1. Field of the Invention
This invention relates to electronic circuits, and more particularly repeater circuits and transit state elements.
2. Description of the Related Art
As integrated circuit (IC) technology advances, the speed at which IC's operate increases while operating voltages generally decrease. As such, the distance at which signals must propagate on a die become an increasingly important factor to consider in IC design. At longer distances, on-die interconnects between a transmitter and a receiver can develop enough resistance and enough capacitance that the signal transition at the receiver can be adversely affected. Excessive propagation delay across a long signal interconnect can affect the transition at the receiver in terms of both timing and voltage levels. For example, a signal that propagates too slowly across an interconnect may in some cases not allow sufficient set-up and hold time for the receiver to properly transition from one logic level to another. Furthermore, a slow transition can cause crowbar currents in some receivers, which can lead to increased power consumption and may further lead to circuit damage in more severe cases.
In order to combat the negative effects of long signal interconnects, repeater circuits may be implemented. More particularly, repeater circuits may be placed along a signal path between a transmitter and receiver, effectively breaking a single interconnect into two interconnects. In such a configuration, a repeater circuit may overcome some of the problems of resistance and capacitance that would be present in a single signal interconnect, and may further cause faster transition times at the receiver.
Repeater circuits may be simple or complex. The simplest interconnect circuits may be implemented using an inverter, with a double inverter (i.e. a buffer) being an alternative if no logical inversion is desired. A more complex repeater circuit is shown in FIG. 1. Repeater circuit 10 may be referred to as a static-dynamic repeater circuit, as certain devices of the change states once in a given cycle (i.e. turn on or turn off responsive to an input transition), while certain other ones of the devices operate dynamically within the given cycle (i.e. turn on and then off responsive to an input transition).

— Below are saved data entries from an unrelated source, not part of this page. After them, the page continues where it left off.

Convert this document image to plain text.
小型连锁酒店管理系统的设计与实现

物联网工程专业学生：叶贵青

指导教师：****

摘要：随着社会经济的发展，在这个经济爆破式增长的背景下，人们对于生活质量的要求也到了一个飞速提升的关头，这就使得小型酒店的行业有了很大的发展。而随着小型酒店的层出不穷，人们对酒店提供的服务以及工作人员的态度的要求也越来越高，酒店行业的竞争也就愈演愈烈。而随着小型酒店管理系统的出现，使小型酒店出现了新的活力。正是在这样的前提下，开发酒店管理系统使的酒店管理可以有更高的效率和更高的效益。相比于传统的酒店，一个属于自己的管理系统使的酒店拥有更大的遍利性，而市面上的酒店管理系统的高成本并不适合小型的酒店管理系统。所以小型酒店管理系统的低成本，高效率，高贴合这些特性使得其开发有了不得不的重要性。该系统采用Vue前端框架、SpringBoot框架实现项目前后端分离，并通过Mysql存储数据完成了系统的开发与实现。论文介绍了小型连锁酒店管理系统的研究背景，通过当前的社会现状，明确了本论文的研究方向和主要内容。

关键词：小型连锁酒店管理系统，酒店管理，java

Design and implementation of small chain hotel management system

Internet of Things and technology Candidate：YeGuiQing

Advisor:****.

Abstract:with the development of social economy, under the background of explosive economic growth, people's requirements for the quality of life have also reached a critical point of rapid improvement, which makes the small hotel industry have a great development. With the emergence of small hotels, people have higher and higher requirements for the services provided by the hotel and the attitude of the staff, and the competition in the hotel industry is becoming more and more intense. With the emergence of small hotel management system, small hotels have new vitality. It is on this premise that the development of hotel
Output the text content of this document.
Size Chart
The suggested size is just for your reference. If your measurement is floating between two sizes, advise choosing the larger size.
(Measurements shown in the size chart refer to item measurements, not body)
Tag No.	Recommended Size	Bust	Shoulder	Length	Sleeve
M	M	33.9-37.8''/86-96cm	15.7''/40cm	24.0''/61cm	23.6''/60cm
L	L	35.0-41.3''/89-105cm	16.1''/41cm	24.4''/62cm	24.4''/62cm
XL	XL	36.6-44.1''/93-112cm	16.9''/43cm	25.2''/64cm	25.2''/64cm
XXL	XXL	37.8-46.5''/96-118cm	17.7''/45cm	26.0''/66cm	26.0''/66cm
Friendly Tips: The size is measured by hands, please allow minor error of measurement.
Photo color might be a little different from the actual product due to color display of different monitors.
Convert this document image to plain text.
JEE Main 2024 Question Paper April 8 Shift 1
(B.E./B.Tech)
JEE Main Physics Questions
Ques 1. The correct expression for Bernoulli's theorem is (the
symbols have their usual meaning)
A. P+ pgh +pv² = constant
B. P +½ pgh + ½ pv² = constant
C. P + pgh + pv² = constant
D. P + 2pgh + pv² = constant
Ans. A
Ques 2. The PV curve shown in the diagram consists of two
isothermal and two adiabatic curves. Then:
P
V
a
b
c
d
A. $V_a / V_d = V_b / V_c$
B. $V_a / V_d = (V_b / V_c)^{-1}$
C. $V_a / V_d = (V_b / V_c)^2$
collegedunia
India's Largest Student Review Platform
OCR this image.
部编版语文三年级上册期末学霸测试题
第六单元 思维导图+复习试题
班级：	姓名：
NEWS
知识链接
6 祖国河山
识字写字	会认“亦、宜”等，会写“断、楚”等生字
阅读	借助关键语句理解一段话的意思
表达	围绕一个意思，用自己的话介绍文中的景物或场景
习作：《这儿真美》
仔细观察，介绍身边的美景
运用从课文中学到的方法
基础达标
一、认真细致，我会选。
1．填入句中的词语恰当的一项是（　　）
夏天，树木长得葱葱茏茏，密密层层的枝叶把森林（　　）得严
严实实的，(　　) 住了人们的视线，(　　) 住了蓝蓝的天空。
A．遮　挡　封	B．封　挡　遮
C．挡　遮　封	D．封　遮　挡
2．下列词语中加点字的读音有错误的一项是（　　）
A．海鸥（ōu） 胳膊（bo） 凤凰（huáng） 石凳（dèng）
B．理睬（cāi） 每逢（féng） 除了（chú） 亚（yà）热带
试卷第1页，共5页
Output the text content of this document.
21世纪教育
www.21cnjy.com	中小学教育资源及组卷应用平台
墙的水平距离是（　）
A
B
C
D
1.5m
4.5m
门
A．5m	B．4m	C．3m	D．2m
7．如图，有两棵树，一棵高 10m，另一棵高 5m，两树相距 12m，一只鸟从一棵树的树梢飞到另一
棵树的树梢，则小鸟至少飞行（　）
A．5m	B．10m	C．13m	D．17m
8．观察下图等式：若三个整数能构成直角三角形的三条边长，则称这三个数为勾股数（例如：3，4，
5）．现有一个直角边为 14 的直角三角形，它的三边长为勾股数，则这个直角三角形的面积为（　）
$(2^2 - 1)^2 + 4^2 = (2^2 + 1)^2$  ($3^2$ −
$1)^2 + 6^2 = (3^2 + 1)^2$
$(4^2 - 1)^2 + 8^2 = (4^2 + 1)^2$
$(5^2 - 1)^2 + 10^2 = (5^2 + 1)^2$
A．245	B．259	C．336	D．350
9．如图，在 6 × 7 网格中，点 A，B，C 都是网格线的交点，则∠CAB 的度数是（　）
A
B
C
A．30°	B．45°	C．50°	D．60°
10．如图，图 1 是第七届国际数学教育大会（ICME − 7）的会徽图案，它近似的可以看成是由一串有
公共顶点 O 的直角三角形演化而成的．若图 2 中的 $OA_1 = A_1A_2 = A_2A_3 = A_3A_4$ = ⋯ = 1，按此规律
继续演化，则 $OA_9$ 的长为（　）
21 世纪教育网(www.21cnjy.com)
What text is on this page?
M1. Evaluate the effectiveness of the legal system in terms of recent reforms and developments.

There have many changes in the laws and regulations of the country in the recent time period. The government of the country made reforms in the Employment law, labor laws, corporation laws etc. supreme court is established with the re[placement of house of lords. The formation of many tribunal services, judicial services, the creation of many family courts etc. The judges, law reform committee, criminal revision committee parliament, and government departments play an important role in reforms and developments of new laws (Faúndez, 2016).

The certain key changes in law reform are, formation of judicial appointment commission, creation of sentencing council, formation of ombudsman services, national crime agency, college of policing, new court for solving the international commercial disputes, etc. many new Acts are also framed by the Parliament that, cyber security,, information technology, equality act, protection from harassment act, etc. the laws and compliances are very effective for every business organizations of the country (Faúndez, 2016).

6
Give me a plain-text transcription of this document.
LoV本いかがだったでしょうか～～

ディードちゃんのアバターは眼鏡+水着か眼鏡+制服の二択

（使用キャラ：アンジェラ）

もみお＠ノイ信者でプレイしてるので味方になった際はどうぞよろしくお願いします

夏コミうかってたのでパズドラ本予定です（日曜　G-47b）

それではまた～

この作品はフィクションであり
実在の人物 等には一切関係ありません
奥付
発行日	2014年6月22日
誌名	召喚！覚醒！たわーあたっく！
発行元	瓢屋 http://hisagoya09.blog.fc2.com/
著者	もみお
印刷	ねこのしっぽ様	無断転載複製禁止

Consider an example when the output of repeater circuit 10 is initially low and a signal on the input transitions from a logic low (‘low’) to a logic high (‘high’). Just prior to the transition, the output of inverter I5 will be high, which results in a high on the respective gate terminals of transistors N2 and N4, while transistors P2 and P4 are off. When the signal on the input transitions high, transistors N1 and N3 will turn on. Since a high was already present on the gate terminal of transistor N2 on prior to the transition, both N1 and N2 will be active and thus provide a pull-down path to ground from Node 1. The pull-down of Node 1 results in the turning on of transistor P3, which in turn results in a pull-up path between the output node and VDD. Thus, the pull-up path provided by transistor P3 causes the output node to be pulled high, and this may occur prior to the input signal propagating through inverters I1 and I2.
After the output node is pulled high, the high is fed back through the feedback path that includes the inverter chain of I3, I4, and I5. This eventually results in a logic low on Node 3, which turns on transistor P2, while turning off transistor N2. When transistor P2 is active, a pull-up path is provided from Node 1 to VDD. Thus, Node 1 is pulled high, transistor P3 is turned off and therefore no longer drives the output node. However, the feedback chain comprising inverters I3-I5 may be designed such that the amount of delay it provides is greater than the amount of delay through the keeper comprising I1 and I2, and thus the output node remains high even after P3 is turned off. The other output device, N5, remains turned off (since node 2 is pulled low through transistor N3), and will not turn on until after the signal on the input node transitions from a high to a low. After transistor P3 turns off, the logic high is held on the output of inverter I2.
Thus, transistor P3 is a dynamic device in this particular circuit, since it turns on and then off responsive to an input signal transition from low to high. Similarly, N5 is also a dynamic device that will turn on and then off responsive to an input signal transition from high to low. Other devices, such as transistors P1, P5, N1, and N3, are considered static devices in this circuit, as they turn on or turn off only once in a cycle in which an input signal transition occurs.
The use of repeater circuit 10 may provide certain advantages over simpler repeater circuits, such as the aforementioned buffers and inverters. For example, repeater circuit 10 may be less susceptible to crowbar currents than a buffer or an inverter. Furthermore, power consumption may be reduced, since the output devices (which are typically much larger than other devices in the circuit) do not drive the output for the entire cycle. Instead, the output devices may provide sufficient drive to overcome the resistance and capacitance inherent in the signal interconnect long enough to enable a timely transition at the receiver, and then turned off once the output is present on the output of inverter I2.
In some cases, the distance between a transmitter and a receiver may be such that, even using repeater circuits, the signal propagation delay crosses a cycle boundary. That is, the signal propagation delay is greater than one clock cycle or long enough that it will not allow a receiver sufficient setup and hold time, regardless of whether or not repeater circuits are present. In such a case, it is necessary to capture the signal state in one clock cycle and forward it in the next. However, this problem may be overcome by adding a flip-flop or a latch in series with the repeater circuit.